Software systems can either work or not work. When they work users are happy, we make money and everything is great. When they're not working, though, we miss a chance to make money and users get angry (rightfully so).
The system works = Good.
The system doesn't work = Bad.
So, we just make the system work all the time and we make more money, right? Well, yeah, possibly, kind of, but you should know how expensive that is.
We're going to talk about making a system work more often and not work less often, how to achieve that and how much can it cost (spoiler: it's not linear, it becomes A LOT).
In more technical terms, we're going to talk about what is system availability, what is system downtime, how to measure availability of a service, high availability systems, how to architect a system for higher availability, and what is the cost of high availability in a system.
What is System Availability?
Let's go with a few technical terms first. We call System Availability the percentage of time that a system is working. By the way, working means it can serve user requests. We measure System Availability in nines (9s), where two nines (2 9s) means the system is working 99% of the time. If the system is working 99% of the time, it's not working 1% of the time.

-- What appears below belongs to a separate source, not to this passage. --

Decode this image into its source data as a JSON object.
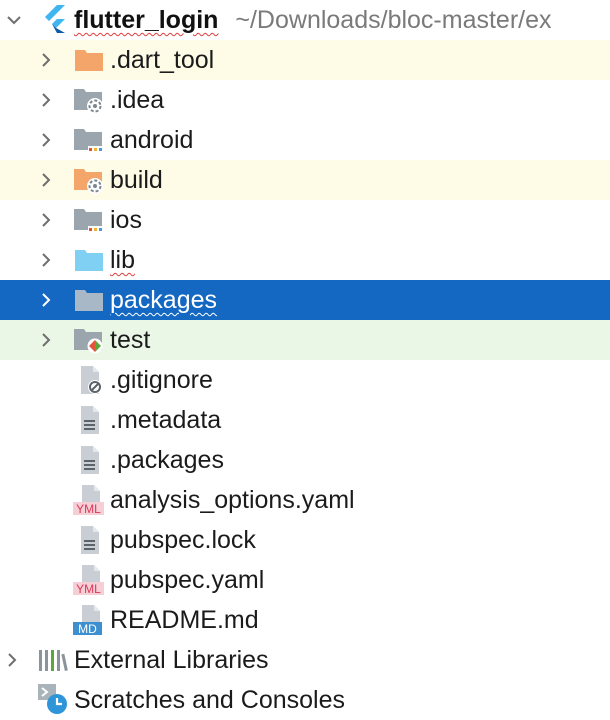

There are more states than working and not working. For example, the system could be presenting old data when it can't fetch the latest, or it could be working for only some users, or with increased latency. These are not necessarily bad things, they're actually strategies to deal with parts of a system being down. However, to keep this discussion simple, we're just going to consider the two states of up (everything is working) and down (nothing is working).
This feels like a good spot to warn you that this discussion requires a bit of math. For now we'll go with some numbers so you get a feeling of how much actual downtime we're talking about, but we'll be multiplying some probabilities later.
95% availability = 5% downtime = 1 hour 12 minutes of downtime per day.
99% availability = 1% downtime = 14 minutes of downtime per day or 3.5 days per year.
99.5% availability = 0.5% downtime = 3.5 hours of downtime per month or 1.8 days per year.
99.9% availability = 0.1% downtime = 8 hours 45 minutes of downtime per year.
99.99% availability = 0.01% downtime = 52 minutes of downtime per year.
We measure availability in 9s and operate in probabilities, but I wanted you to understand how much downtime our values for availability really mean. Going from 95% to 99% availability doesn't seem too crazy, but can you imagine what you'd need to do to achieve 99.99% availability? Probably rearchitect the whole system and even the whole operations area of the company, at a minimum!
How to Calculate System Availability
Calculating system availability can be done in two ways:
If the system is already implemented, we can measure system availability with the formula 1 - % of failed requests = system availability.
If we're designing a high availability system, we need to calculate the intersection of the probability of each component failing. Let's see an example.
Designing a System for High Availability
Let's start with a basic system and see how to measure system availability. Here's what our system looks like:
We'll make it serverless, because it makes the math easier
We're going to use AWS
We'll leave the webpage out of this example, and just deal with the backend
There are GET, POST and PUT requests that will always be handled by AWS API Gateway -> AWS Lambda -> AWS RDS with a single instance.
If any part of the system fails, it will return an error response. There are no caches and no automatic retries (these are areas where we can improve system availability!).
I'm simplifying things a bit so you can understand how to calculate system availability. In the real world, there are a lot more moving parts, such as a VPC for RDS and Secrets Manager, and a lot of What Ifs that can happen like a whole AWS region failing. But let's enjoy a moment of blissful ignorance, at least for this article.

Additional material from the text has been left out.